The conidium suspension of M. oryzae GDO8-T13 was obtained according to Yang et al [28]. Plants were spray inoculated with 1×105 conidia per milliliter suspended in sterilized deionized water or sterilized deionized water alone (mock-spray inoculation). After inoculation, seedlings were put in a chamber in the dark at 100% relative humidity for 24 h before they were returned to the glasshouse. Cultures of Xoo SCX1-6 grown on slant peptone-sucrose agar (PSA) medium in the dark at 28 °C for 3 days were diluted to approximately 3×108 cells per milliliter with sterile deionized water [29]. Rice leaves at the booting stage were inoculated by cutting off the leaf tip with scissors which had previously been dipped in the bacterial suspension or in sterile deionized water as the wounding control. Infection of the treated leaves was examined after 20 days of inoculation.

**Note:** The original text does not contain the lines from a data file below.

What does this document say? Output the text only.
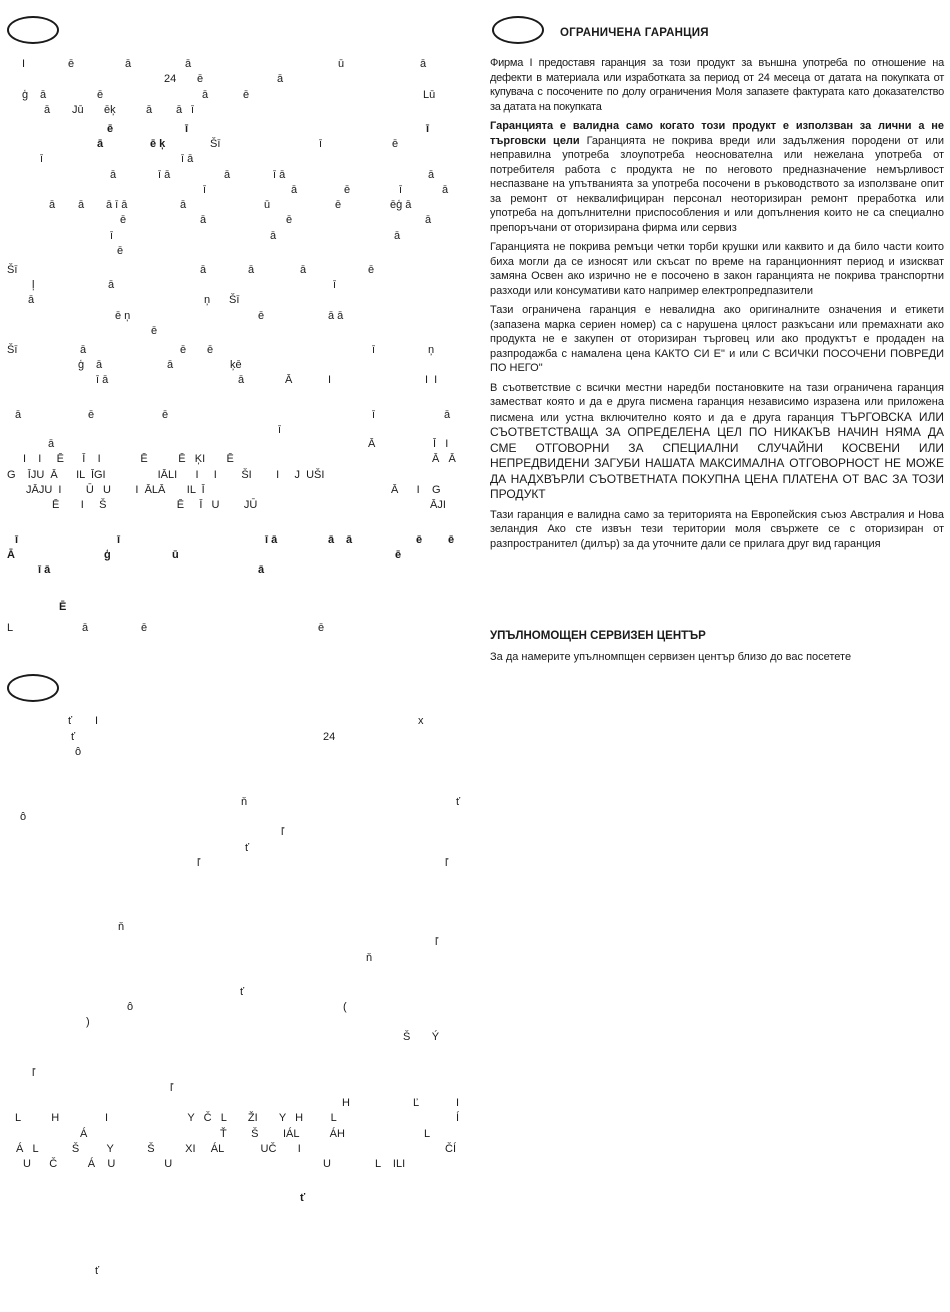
I	ē	ā	ā	ū	ā
24 ē	ā
ģ ā	ē	ā	ē	Lū
ā Jū ēķ	ā ā ī
ē	ī	ī
ā	ē ķ	Šī	ī	ē
ī	ī ā
ā	ī ā	ā	ī ā	ā
ī	ā	ē	ī	ā
ā ā ā ī ā	ā	ū	ē	ēģ ā
ē	ā	ē	ā
ī	ā	ā
ē
Šī	ā	ā	ā	ē
ļ	ā	ī
ā	ņ Šī
ē ņ	ē	ā ā
ē
Šī	ā	ē ē	ī	ņ
ģ ā	ā	ķē
ī ā	ā	Ā	I	I  I
ā	ē	ē	ī	ā
ī
ā	Ā	Ī   I
I    I     Ē      Ī    I             Ē          Ē   ĶI       Ē	Ā   Ā
G    ĪJU  Ā      IL  ĪGI                 IĀLI      I     I        ŠI        I     J  UŠI
JĀJU  I        Ū   U        I  ĀLĀ       IL  Ī	Ā      I    G
Ē       I     Š                       Ē     Ī   U        JŪ	ĀJI
ī	ī	ī ā	ā ā	ē ē
Ā	ģ	ū	ē
ī ā	ā
Ē
L	ā	ē	ē
ť I	x
ť	24
ô
ň	ť
ô
ľ
ť
ľ	ľ
ň
ľ
ň
ť
ô	(
)
Š       Ý
ľ
ľ
H	Ľ	I
L          H               I                          Y   Č   L       ŽI       Y   H         L	Í
Á	Ť        Š        IÁL          ÁH	L
Á   L           Š         Y           Š          XI     ÁL            UČ       I	ČÍ
U      Č          Á    U                U	U	L    ILI
ť
ť
ОГРАНИЧЕНА ГАРАНЦИЯ

Фирма I предоставя гаранция за този продукт за външна употреба по отношение на дефекти в материала или изработката за период от 24 месеца от датата на покупката от купувача с посочените по долу ограничения Моля запазете фактурата като доказателство за датата на покупката

Гаранцията е валидна само когато този продукт е използван за лични а не търговски цели Гаранцията не покрива вреди или задължения породени от или неправилна употреба злоупотреба неоснователна или нежелана употреба от потребителя работа с продукта не по неговото предназначение немърливост неспазване на упътванията за употреба посочени в ръководството за използване опит за ремонт от неквалифициран персонал неоторизиран ремонт преработка или употреба на допълнителни приспособления и или допълнения които не са специално препоръчани от оторизирана фирма или сервиз

Гаранцията не покрива ремъци четки торби крушки или каквито и да било части които биха могли да се износят или скъсат по време на гаранционният период и изискват замяна Освен ако изрично не е посочено в закон гаранцията не покрива транспортни разходи или консумативи като например електропредпазители

Тази ограничена гаранция е невалидна ако оригиналните означения и етикети (запазена марка сериен номер) са с нарушена цялост разкъсани или премахнати ако продукта не е закупен от оторизиран търговец или ако продуктът е продаден на разпродажба с намалена цена КАКТО СИ Е" и или С ВСИЧКИ ПОСОЧЕНИ ПОВРЕДИ ПО НЕГО"

В съответствие с всички местни наредби постановките на тази ограничена гаранция заместват която и да е друга писмена гаранция независимо изразена или приложена писмена или устна включително която и да е друга гаранция ТЪРГОВСКА ИЛИ СЪОТВЕТСТВАЩА ЗА ОПРЕДЕЛЕНА ЦЕЛ ПО НИКАКЪВ НАЧИН НЯМА ДА СМЕ ОТГОВОРНИ ЗА СПЕЦИАЛНИ СЛУЧАЙНИ КОСВЕНИ ИЛИ НЕПРЕДВИДЕНИ ЗАГУБИ НАШАТА МАКСИМАЛНА ОТГОВОРНОСТ НЕ МОЖЕ ДА НАДХВЪРЛИ СЪОТВЕТНАТА ПОКУПНА ЦЕНА ПЛАТЕНА ОТ ВАС ЗА ТОЗИ ПРОДУКТ

Тази гаранция е валидна само за територията на Европейския съюз Австралия и Нова зеландия Ако сте извън тези територии моля свържете се с оторизиран от разпространител (дилър) за да уточните дали се прилага друг вид гаранция

УПЪЛНОМОЩЕН СЕРВИЗЕН ЦЕНТЪР
За да намерите упълномпщен сервизен център близо до вас посетете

Generation of OsOxO silencing and overexpressing transgenic rice plants

A fragment of the conserved sequence of OsOxOs was amplified for use in silencing OsOxO genes. After digestion with restriction enzymes BamHI and HindⅢ, the fragment was then ligated in RNAi vector pYLRNAi.5 (provided by Dr. Yaoguang Liu, South China Agricultural University) that contained two multi-cloning sites (MCS) separated by an intron. The fragment was firstly inserted in a sense orientation at MCS1 between BamHI and HindⅢ. After cutting with the restriction enzymes and DNA sequencing confirmed the correct orientation and sequence of the fragment being 100% identical to the cDNA (Os03g0693700) reported in NCBI, a second fragment was amplified between the MluI and PstI restriction sites at the ends from the ligated vector. This second fragment was then ligated at MCS2 between PstI and MluI. In this way, an opposite orientation in contrast to the sequence at MCS1was generated. For overexpression of OsOxO1 or OsOxO4 in rice, fragments containing complete ORF sequences for OsOxO1 and OsOxO4 were cloned using RT-PCR. After digestion with restriction enzymes, the resulting fragments were cloned in the transformation vector pOX (provided by Dr. Yaoguang Liu, South China Agricultural University) containing the hygromycin resistance gene as a selectable marker under the control of ubi as a promoter. After cutting with restriction enzymes and DNA sequencing confirmed the correct orientation and the sequences of the fragments being 100% identical to the respective cDNAs (Os03g0693700 and Os03g0694000) reported in NCBI, the foresaid vectors were then transformed into rice callus via an Agrobacterium-mediated transformation procedure according to Hiei et al [30] with some modifications. Transgenic rice plants that showed a single T-DNA insertion in T0 and 3:1 segregation ratios in the T1 were bred to obtain homozygous lines which were screened for changes in OsOxOs mRNA levels by RT-PCR analysis and further characterization.

Transgenic rice lines in response to biotic stress

Transgenic rice seedlings were grown in soil to the three-leaf stage in a glasshouse and then inoculated with M. oryzae GDO8-T13. Infection was examined at 7 d after inoculation. When seedlings were grown to the booting stage, leaves from transgenic lines and wild-type plants were inoculated with Xoo. At the preliminary stage of head sprouting, leaf sheaths were unwrapped and the enveloped young ear panicles were inoculated with M. oryzae GDO8-T13. Infection was examined after 20 days of inoculation.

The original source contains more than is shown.